Il est vingt heures et, comme depuis la fin de l'année dernière, Abidjan, la capitale, est plongée dans l'obscurité. Les buildings se dressent comme des fantômes sur les bords des lagunes du Plateau et de Cocody. Dans les restaurants, on dîne aux chandelles. Les boîtes de nuit sont fermées. Seules quelques zones résidentielles comme Cocody et la Riviera sont approvisionnées en électricité. La sécheresse frappe de plein fouet le pays, et les barrages sont pratiquement à sec. La nouvelle capitale, Yamoussoukro, vit à l'heure des délestages quotidiens. La situation est particulièrement dramatique pour les hôpitaux. Aucun ne dispose de groupe électrogène, et rien ne peut se garder dans les chambres froides (sang, vaccins, médicaments, etc.). Seuls les grands restaurants peuvent offrir de la viande fraîche. Faute de climatisation, on étouffe dans les bureaux.
« Le mythe ivoirien disparaît comme une étoile dans le ciel », soulignent aujourd'hui, ceux qui, hier encore, le brandissaient comme un modèle de réussite. Les recettes s'avèrent insuffisantes pour financer les investissements en équipements et infrastructures particulièrement disproportionnés qui furent lancés dans la seconde moitié des années soixante-dix, lorsque les cours du cacao et du café connurent une véritable explosion. C'est ainsi que, le 18 décembre dernier, le ministre des Finances, M. Abdoulaye Koné, a informé les créanciers du Club de Paris ainsi que les banques commerciales privées de la volonté de son gouvernement de rééchelonner le paiement des intérêts et du principal dus pour les treize mois à partir du premier décembre dernier. Selon les milieux bancaires à Abidjan, on estime à environ un milliard de dollars les sommes venant à échéance cette année. Avec une dette extérieure d'environ 6,5 milliards de dollars — elle a pratiquement doublé depuis 1979 —, la Côte-d'Ivoire compte parmi les pays les plus endettés du monde. En tout cas, si l'on considère la dette par tête d'habitant, son service absorbera 45 % des recettes à l'exportation en 1984.
Personne ne nie qu'entre 1960 et 1980, la Côte-d'Ivoire a connu un développement spectaculaire. En vingt ans, la population totale a plus que doublé, passant de 3,8 à 8,2 millions d'habitants. Dans le même temps, le taux moyen de croissance du PNB a été de 8 %. Le montant du PIB est passé, lui, de 142 milliards de francs CFA en 1960 à quelque 2.500 milliards en 1980, soit une multiplication par 17, ce qui donne aujourd'hui un PIB par habitant proche de 300.000 F CFA. Cette performance place la Côte-d'Ivoire au troisième rang des puissances économiques de l'Afrique, Maghreb exclu, derrière le Nigeria (90 millions d'habitants) et l'Afrique du Sud (30 millions d'habitants). Dans le même temps, la Côte-d'Ivoire devenait le premier producteur mondial pour le cacao et le troisième pour le café.

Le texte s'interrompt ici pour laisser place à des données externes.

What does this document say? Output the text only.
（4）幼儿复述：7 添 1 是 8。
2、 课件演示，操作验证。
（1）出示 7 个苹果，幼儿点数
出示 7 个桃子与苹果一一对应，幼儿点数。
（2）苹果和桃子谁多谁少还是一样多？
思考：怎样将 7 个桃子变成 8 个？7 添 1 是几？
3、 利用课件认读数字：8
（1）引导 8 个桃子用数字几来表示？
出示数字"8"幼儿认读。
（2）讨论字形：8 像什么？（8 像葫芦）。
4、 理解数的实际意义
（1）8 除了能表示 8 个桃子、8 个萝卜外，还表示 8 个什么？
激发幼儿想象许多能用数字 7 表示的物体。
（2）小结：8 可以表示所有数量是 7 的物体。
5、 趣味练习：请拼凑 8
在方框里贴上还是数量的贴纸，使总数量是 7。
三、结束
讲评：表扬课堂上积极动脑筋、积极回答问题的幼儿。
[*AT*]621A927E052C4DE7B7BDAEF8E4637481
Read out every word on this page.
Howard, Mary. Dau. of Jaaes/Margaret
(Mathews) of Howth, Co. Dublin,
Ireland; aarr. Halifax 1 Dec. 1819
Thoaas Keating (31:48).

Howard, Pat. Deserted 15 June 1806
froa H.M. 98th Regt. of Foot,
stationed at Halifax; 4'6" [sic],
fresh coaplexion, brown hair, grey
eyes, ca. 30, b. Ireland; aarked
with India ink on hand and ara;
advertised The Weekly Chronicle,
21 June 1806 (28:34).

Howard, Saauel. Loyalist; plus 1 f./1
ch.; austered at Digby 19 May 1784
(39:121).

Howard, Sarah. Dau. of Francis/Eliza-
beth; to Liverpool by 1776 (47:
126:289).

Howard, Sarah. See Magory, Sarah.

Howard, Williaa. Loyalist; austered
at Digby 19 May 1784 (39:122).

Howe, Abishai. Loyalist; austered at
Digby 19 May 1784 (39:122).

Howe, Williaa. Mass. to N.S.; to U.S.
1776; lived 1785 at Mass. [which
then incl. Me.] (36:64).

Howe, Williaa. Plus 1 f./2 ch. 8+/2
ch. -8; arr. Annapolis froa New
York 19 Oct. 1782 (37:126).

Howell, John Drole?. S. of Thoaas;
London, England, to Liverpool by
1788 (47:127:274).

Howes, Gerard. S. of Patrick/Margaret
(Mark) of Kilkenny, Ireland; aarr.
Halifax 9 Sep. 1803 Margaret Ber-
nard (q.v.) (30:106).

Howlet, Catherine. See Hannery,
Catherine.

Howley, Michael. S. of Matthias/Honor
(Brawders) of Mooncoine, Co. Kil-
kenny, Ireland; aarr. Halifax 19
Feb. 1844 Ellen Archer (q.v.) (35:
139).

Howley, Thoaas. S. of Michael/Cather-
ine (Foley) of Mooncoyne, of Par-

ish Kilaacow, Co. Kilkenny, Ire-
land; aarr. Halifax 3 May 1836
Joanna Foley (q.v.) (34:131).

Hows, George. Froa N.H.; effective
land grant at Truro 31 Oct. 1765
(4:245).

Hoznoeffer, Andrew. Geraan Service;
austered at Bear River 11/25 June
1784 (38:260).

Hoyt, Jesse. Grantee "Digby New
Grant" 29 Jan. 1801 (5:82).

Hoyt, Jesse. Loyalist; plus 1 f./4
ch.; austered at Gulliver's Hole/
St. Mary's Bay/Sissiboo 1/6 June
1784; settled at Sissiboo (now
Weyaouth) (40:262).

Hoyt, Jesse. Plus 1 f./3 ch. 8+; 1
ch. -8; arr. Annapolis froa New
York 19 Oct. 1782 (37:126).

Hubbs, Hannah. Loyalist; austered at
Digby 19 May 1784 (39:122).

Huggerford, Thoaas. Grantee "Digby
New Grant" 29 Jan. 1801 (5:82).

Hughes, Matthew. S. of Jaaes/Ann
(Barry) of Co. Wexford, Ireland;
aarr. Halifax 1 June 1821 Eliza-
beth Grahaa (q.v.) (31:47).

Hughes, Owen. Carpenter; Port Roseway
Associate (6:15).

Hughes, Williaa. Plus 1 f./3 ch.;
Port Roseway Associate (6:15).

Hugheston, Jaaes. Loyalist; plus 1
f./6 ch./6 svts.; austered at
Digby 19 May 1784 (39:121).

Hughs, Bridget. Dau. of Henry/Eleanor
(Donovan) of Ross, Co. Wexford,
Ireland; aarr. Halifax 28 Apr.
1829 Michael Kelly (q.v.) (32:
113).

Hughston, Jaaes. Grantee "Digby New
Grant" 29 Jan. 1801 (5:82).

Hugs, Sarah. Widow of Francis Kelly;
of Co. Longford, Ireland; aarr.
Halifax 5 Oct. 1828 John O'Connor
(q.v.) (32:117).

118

L'amorce du recul débute en 1980. Les causes principales en sont connues : difficultés dans les pays industrialisés, par suite du renchérissement du pétrole entraînant la rétractation du commerce mondial, la hausse du dollar particulièrement pénalisante pour tous les pays emprunteurs du tiers monde, la tendance continue à la dégradation des termes de l'échange entre le Nord et le Sud dont les économies révèlent ainsi leur fragilité. C'est ainsi que le taux de croissance du PIB est tombé de 6,3% en 1980 à 0% en1981 pour être encore proche de ce chiffre (0,1% en 1982). A cela s'ajoute la mise en coupe réglée du pays par le président Houphouët-Boigny et son entourage. Les exemples abondent. Ainsi celui du sucre. A l'époque, le tout-puissant ministre de l'Economie, Konan Bédié, avait passé commande de six complexes sucriers. La surfacturation pour trois d'entre eux atteignait les 34 milliards de francs CFA. Le scandale fut tel que le « Vieux » se sentit obligé de le dénoncer en termes très vifs, lors du VIIe congrès du Parti.